This decision was announced by President Cyril Ramaphosa in his address to the nation on Sunday evening, 12 July.
In a statement, Cosatu it will submit a Section 77 application at Nedlac “to engage on” on the decision “with the hope of finding a resolution”, adding that it reserves “the right to mobilise for a protest action if we are not happy with the outcomes of negotiations”.
Section 77 of the Labour Relations Act is intended to bring together disputing parties so that they can engage on a matter so as to find a resolution and attempt to prevent protest action.
“This deadly appeasement and capitulation by the government is happening at a time when more workers are getting infected by the deadly Covid-19 virus.
“Following a meeting with the Minister of Transport Fikile Mbalula that was held on the 14th July 2020 to discuss the challenges in the transport Sector at Nedlac, the federation has resolved to go the route of Section 77 and also elevate this matter to the Presidency,” Cosatu’s statement reads.
It said it was disappointed that despite social partners submitting numerous detailed proposals to deal with many of the challenges in the public transport sector, Mbalula is going ahead with developing “regulations and funding models without involving the social partners”.
“This is despite the fact that these regulations will affect workers and commuters.
“In the meeting, the Ministry outlined the discussions that had been taking place with the taxi sector and the financial implications of reduced passenger levels.
“While there were many areas of convergence between all the parties like on the labour’s proposal to spread the peak and stagger working hours, the decision to allow taxis to fill their taxis 100% remains a thorny issue.
“Workers want a comprehensive overhaul of the transport system and this crisis should be used to transform the sector in a fundamental way. We agree with the president that this crisis should be used to transform the health sector and introduce the NHI, but we also want the same for the transport sector.
“Workers want the intervention in the transport sector to be guided by the need to build an effective and efficient Public transport system focussed on commuters and not on securing the interests of bus and taxi operators. To achieve such a comprehensive solution all the role players should be included in the ongoing negotiations,
“Labour and other Nedlac partners have stressed that any support of the taxi industry from the fiscus must be on condition of formalisation of the industry, as well as compliance with all laws, including Labour regulations and TAX compliance.

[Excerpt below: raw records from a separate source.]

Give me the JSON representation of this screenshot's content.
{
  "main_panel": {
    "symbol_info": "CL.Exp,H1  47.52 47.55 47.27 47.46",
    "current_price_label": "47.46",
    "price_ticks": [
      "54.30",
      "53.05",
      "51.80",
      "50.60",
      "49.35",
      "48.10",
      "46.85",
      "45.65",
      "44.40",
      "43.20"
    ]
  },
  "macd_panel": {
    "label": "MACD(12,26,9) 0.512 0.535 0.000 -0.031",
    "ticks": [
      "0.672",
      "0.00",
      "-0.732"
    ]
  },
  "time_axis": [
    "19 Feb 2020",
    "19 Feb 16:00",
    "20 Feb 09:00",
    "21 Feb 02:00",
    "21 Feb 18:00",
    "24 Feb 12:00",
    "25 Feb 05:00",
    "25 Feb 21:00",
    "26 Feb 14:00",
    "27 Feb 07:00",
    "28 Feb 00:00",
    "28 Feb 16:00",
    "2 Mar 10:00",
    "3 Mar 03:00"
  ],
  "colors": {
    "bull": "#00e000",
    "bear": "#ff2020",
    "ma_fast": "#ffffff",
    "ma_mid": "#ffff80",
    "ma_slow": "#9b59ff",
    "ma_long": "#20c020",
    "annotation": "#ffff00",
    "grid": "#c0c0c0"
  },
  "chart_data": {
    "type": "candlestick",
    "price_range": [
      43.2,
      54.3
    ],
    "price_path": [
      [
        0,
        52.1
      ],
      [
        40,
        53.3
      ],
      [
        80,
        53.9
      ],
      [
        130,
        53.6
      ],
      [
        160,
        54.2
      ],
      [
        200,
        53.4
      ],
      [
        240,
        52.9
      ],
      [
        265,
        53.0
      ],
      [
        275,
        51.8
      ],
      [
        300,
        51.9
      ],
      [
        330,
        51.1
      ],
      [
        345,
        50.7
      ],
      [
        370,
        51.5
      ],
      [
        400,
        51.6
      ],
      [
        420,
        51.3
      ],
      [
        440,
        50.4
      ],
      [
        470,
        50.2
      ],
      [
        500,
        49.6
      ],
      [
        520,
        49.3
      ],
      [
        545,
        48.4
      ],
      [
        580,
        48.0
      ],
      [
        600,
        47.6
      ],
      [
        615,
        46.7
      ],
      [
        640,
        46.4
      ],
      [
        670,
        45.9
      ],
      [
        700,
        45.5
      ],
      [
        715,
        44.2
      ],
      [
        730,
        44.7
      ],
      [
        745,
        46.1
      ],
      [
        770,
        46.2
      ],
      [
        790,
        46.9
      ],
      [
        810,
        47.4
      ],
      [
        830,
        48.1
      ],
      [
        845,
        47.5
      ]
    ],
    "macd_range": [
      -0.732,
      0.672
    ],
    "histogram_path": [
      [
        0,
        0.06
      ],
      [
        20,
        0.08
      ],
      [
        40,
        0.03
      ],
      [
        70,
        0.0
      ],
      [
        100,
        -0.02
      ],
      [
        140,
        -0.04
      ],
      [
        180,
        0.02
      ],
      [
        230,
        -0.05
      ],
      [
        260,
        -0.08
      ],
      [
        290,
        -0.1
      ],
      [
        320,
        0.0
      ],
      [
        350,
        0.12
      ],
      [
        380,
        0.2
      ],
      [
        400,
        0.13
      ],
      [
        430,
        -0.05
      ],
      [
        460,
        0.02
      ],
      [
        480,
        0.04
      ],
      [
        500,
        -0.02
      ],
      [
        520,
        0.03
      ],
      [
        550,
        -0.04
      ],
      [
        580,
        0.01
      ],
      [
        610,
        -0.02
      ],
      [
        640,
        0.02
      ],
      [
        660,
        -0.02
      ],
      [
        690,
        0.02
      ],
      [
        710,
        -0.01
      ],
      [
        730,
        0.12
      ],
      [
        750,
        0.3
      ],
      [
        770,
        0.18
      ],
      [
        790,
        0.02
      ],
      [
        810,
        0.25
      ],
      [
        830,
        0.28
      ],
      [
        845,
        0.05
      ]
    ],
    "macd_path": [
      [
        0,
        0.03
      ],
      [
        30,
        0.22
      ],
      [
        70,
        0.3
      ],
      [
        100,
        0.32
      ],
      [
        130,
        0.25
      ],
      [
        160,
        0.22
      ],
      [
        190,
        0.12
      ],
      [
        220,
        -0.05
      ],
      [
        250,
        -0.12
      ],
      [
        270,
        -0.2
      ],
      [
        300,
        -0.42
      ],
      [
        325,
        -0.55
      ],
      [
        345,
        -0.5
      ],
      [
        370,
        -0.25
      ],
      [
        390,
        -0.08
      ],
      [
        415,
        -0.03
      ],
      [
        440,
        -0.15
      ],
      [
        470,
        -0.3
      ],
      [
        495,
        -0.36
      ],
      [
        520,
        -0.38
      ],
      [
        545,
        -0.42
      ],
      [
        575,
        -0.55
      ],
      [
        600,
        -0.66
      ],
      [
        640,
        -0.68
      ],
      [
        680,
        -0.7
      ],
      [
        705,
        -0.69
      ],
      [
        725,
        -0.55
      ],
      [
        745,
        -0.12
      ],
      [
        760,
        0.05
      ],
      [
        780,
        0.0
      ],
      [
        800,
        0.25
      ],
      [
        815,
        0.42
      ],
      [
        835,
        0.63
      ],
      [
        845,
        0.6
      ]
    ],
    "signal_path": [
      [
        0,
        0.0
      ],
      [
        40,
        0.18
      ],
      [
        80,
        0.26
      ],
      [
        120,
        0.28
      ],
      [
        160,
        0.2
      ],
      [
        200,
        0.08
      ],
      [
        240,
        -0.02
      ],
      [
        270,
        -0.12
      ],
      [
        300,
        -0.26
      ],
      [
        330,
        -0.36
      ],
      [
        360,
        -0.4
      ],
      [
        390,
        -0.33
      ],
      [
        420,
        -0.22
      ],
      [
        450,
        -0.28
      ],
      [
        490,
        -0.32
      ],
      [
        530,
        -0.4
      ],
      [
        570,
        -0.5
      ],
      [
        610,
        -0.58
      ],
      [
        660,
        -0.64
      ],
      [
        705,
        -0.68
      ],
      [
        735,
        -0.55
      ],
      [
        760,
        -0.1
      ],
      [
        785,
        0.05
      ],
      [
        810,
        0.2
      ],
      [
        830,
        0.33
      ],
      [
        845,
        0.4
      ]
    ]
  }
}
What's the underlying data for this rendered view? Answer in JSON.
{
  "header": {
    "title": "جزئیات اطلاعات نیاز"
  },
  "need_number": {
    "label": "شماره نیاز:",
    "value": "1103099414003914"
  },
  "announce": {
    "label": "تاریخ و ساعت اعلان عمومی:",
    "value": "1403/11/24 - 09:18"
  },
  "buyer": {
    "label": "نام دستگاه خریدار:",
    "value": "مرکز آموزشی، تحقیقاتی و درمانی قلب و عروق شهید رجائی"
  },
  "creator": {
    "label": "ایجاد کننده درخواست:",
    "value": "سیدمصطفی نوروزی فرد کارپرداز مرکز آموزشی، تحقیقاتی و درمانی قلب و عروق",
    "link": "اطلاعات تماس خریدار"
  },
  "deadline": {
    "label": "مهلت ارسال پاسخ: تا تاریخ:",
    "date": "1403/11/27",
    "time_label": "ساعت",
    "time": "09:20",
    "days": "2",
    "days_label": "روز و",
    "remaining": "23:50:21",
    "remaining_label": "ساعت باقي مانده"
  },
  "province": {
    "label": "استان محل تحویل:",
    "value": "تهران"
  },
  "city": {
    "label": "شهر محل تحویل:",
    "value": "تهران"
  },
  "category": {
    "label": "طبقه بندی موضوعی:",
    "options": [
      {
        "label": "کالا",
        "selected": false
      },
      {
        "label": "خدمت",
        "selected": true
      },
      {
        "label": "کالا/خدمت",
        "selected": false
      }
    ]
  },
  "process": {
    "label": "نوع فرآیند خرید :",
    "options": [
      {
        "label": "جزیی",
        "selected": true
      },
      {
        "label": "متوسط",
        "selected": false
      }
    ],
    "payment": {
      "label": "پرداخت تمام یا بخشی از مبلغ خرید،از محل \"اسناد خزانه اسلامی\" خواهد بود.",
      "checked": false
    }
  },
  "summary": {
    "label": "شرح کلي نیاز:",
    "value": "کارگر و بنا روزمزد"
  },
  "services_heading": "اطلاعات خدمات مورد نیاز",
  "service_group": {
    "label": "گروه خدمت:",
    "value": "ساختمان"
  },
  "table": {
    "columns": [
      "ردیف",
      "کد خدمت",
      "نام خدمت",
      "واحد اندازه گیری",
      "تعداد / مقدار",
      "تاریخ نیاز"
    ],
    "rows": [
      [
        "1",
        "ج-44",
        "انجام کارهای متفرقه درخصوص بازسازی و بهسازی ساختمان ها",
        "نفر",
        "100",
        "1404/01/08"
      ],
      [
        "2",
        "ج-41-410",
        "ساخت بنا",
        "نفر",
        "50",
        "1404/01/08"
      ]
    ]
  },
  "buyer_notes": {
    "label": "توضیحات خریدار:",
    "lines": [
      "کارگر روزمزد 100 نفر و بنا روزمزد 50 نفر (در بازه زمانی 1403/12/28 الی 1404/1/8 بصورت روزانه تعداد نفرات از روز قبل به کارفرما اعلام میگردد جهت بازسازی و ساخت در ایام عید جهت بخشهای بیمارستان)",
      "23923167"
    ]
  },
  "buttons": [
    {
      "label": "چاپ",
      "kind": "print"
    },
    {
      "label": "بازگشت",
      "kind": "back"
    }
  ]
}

“Labour also raised concerns about the situation in Metrorail, with regard to constant changes in leadership and wanton corruption and vandalization of the rail infrastructure. The security companies working in the sector are part of the problem and special disaster regulations must be used to curtail the attempts to stop the restructuring of the entire management and administrative functions of rail security in the courts. The organised assault on the rail infrastructure has sinister roots and the state security agencies must investigate and prosecute guilty persons as a matter of urgency.
“Whilst Labour remains ready to engage, we are pursuing the Section 77 route because we cannot postpone the responsibility of protecting our members. The safety of workers is non-negotiable. Our responsibility as the trade union movement is to protect the lives and the livelihoods of our members and the decision to allow taxis to do as they please will have deadly consequences.
“We hope that this section 77 will lead to a detailed structured engagement to find solutions and but if we are not happy, we will exercise our right to withdraw their labour and engage in lawful protests.”